Cease-fire can open political space in Israel and in Gaza

By Terry Evans
April 15, 2019
Palestinians in Gaza City protesting rising prices, taxes were attacked by Hamas-led police, more than 1,000 were arrested.
Palestinians in Gaza City protesting rising prices, taxes were attacked by Hamas-led police, more than 1,000 were arrested.

A cease-fire agreement between the Israeli government and Hamas, the ruling Palestinian party in the Gaza Strip, was signed March 25, brokered by the Egyptian military-led government. It came after Hamas had fired rockets into Israel and Israel Defense Forces retaliated with airstrikes on Gaza.

The exchange followed a year of provocative anti-Israel actions led by Hamas on the border that the Israeli rulers have responded to with deadly fire. Any steps to lessen military conflicts would create better conditions for working people in both Gaza and Israel. 

Following the agreement, the Israeli government reopened border crossings into Gaza, letting in much needed food and fuel and extended the areas where Palestinian fishermen can go in the Mediterranean Sea. In exchange Hamas said it would keep marches it organizes away from the border fence with Israel and would prevent the launching of incendiary kites that have burned farmland in southern Israel in recent months. 

During these protests Hamas has urged participants to try and breach the border. When the Israel Defense Forces respond with lethal force, Hamas seeks to utilize the subsequent deaths to win support against Israel in bourgeois public opinion. Some 260 Palestinians have been killed and 7,000 wounded, mostly by Israeli sniper fire, since Hamas initiated the confrontations. 
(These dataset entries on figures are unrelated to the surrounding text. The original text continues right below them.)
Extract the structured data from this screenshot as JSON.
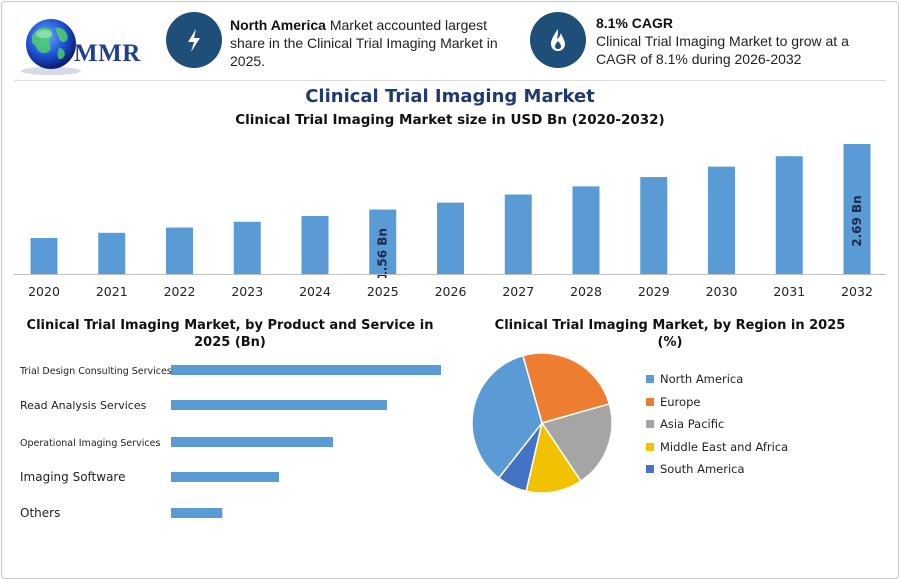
{
  "brand": {
    "logo_text": "MMR"
  },
  "kpis": [
    {
      "icon": "lightning-bolt-icon",
      "bold": "North America",
      "text": " Market accounted largest share in the Clinical Trial Imaging Market in 2025."
    },
    {
      "icon": "flame-drop-icon",
      "bold": "8.1% CAGR",
      "text": "Clinical Trial Imaging Market to grow at a CAGR of 8.1% during 2026-2032"
    }
  ],
  "colors": {
    "bar": "#5b9bd5",
    "icon_bg": "#1f4e79",
    "title": "#1f3a72"
  },
  "header": {
    "title": "Clinical Trial Imaging Market",
    "subtitle": "Clinical Trial Imaging Market size in USD Bn (2020-2032)"
  },
  "product_title": "Clinical Trial Imaging Market, by Product and Service in 2025 (Bn)",
  "region_title": "Clinical Trial Imaging Market, by Region in 2025 (%)",
  "chart_data": [
    {
      "type": "bar",
      "title": "Clinical Trial Imaging Market size in USD Bn (2020-2032)",
      "categories": [
        "2020",
        "2021",
        "2022",
        "2023",
        "2024",
        "2025",
        "2026",
        "2027",
        "2028",
        "2029",
        "2030",
        "2031",
        "2032"
      ],
      "values": [
        1.07,
        1.16,
        1.25,
        1.35,
        1.45,
        1.56,
        1.68,
        1.82,
        1.96,
        2.12,
        2.3,
        2.48,
        2.69
      ],
      "data_labels": {
        "5": "1.56 Bn",
        "12": "2.69 Bn"
      },
      "ylim": [
        0.45,
        2.69
      ],
      "grid": false
    },
    {
      "type": "bar",
      "orientation": "horizontal",
      "title": "Clinical Trial Imaging Market, by Product and Service in 2025 (Bn)",
      "categories": [
        "Trial Design Consulting Services",
        "Read Analysis Services",
        "Operational Imaging Services",
        "Imaging Software",
        "Others"
      ],
      "values": [
        0.5,
        0.4,
        0.3,
        0.2,
        0.095
      ],
      "xlim": [
        0,
        0.5
      ]
    },
    {
      "type": "pie",
      "title": "Clinical Trial Imaging Market, by Region in 2025 (%)",
      "categories": [
        "North America",
        "Europe",
        "Asia Pacific",
        "Middle East and Africa",
        "South America"
      ],
      "values": [
        35,
        25,
        20,
        13,
        7
      ],
      "colors": [
        "#5b9bd5",
        "#ed7d31",
        "#a5a5a5",
        "#f2c200",
        "#4472c4"
      ],
      "legend_position": "right"
    }
  ]
}
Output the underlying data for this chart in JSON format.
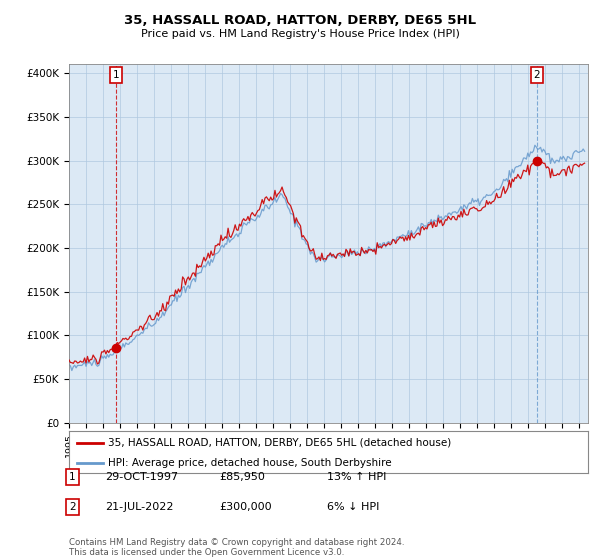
{
  "title": "35, HASSALL ROAD, HATTON, DERBY, DE65 5HL",
  "subtitle": "Price paid vs. HM Land Registry's House Price Index (HPI)",
  "ylabel_ticks": [
    "£0",
    "£50K",
    "£100K",
    "£150K",
    "£200K",
    "£250K",
    "£300K",
    "£350K",
    "£400K"
  ],
  "ylim": [
    0,
    410000
  ],
  "xlim_start": 1995.0,
  "xlim_end": 2025.5,
  "sale1_date": "29-OCT-1997",
  "sale1_price": 85950,
  "sale2_date": "21-JUL-2022",
  "sale2_price": 300000,
  "sale1_hpi": "13% ↑ HPI",
  "sale2_hpi": "6% ↓ HPI",
  "legend_line1": "35, HASSALL ROAD, HATTON, DERBY, DE65 5HL (detached house)",
  "legend_line2": "HPI: Average price, detached house, South Derbyshire",
  "footer": "Contains HM Land Registry data © Crown copyright and database right 2024.\nThis data is licensed under the Open Government Licence v3.0.",
  "line_color_red": "#cc0000",
  "line_color_blue": "#6699cc",
  "bg_chart": "#dce9f5",
  "background_color": "#ffffff",
  "grid_color": "#b0c8e0"
}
Four Palestinians were killed March 30, when over 40,000 gathered to mark the one-year anniversary of the weekly March of Return protests. Hamas operatives largely prevented marchers from approaching the border fence. 

Hamas, with roots in the Muslim Brotherhood and on-again, off-again ally of the rulers in Tehran, took control of Gaza in 2007. Since then it has fought three wars with Israel. Its stated goal is to drive all Jews out of Israel and Palestine. 

But Hamas’ Jew-hatred, provocations and disdain for Palestinian lives have made it increasingly isolated. The group today faces unrest inside Gaza as it offloads the economic crisis onto working people. Youth unemployment stands at 65 percent. The hardship facing workers and farmers is intensified by the blockade imposed by the governments of Israel and Egypt. After Hamas hiked taxes on food and cigarettes working people and youth protested the measures in several areas of Gaza March 14 and for days afterward. 

Demonstrators carried signs that read, “Down with price hikes” and “I want to live in dignity.” Cops dispersed protesters and arrested over 1,000 people. 

Tehran orders attacks on Israel

The day the Israeli government and Hamas agreed upon the cease-fire, another rocket was fired from Gaza and struck Mishmeret, north of Tel Aviv, injuring seven people. Hamas and Egyptian officials say the attack was carried out by Palestinian Islamic Jihad based in Gaza, under orders from the Iranian government. In recent years the rulers in Iran have decreased their funding of Hamas and boosted the coffers of Islamic Jihad, considering its leaders more compliant in carrying out attacks on Israel in hopes of scuttling any peace deal between Hamas and Tel Aviv. 

Tehran fears that any reduction in military tensions between Israel and Gaza will allow the Israeli rulers to focus more intently on their bombardment of military bases Tehran has established across neighboring Syria. The rulers in Iran took advantage of the brutal war conducted by Syrian dictator Bashar al-Assad to move forces into that country. 

In the 1980s the Iranian capitalists used brutal repression to consolidate their class rule and defeat struggles by workers, farmers, women, Kurds and other oppressed nationalities that had opened up during the 1979 Iranian Revolution that overthrew the U.S.-backed shah. The Iranian rulers have sought for decades to increase their clout across the region, extending abroad the counterrevolution they carried through against working people at home.

Tehran’s intervention around the region is a deadly obstacle to working people advancing their interests. A statement by the Socialist Workers Party National Committee issued in December 2017 explains that talks to recognize both Israel and an independent Palestinian state “must recognize the right of Jews everywhere to take refuge in Israel in face of the global rise of Jew-hatred and anti-Semitic violence, as well as the unconditional right of the dispossessed Palestinian people to a contiguous, sovereign homeland on territory … conquered and occupied by the Israeli government during the 1967 war.” (The entire statement is available on the Militant’s website.) 

President Donald Trump recognized Israeli sovereignty over the Golan Heights March 21. The Israeli military has occupied the area since the end of the 1967 Six-Day War.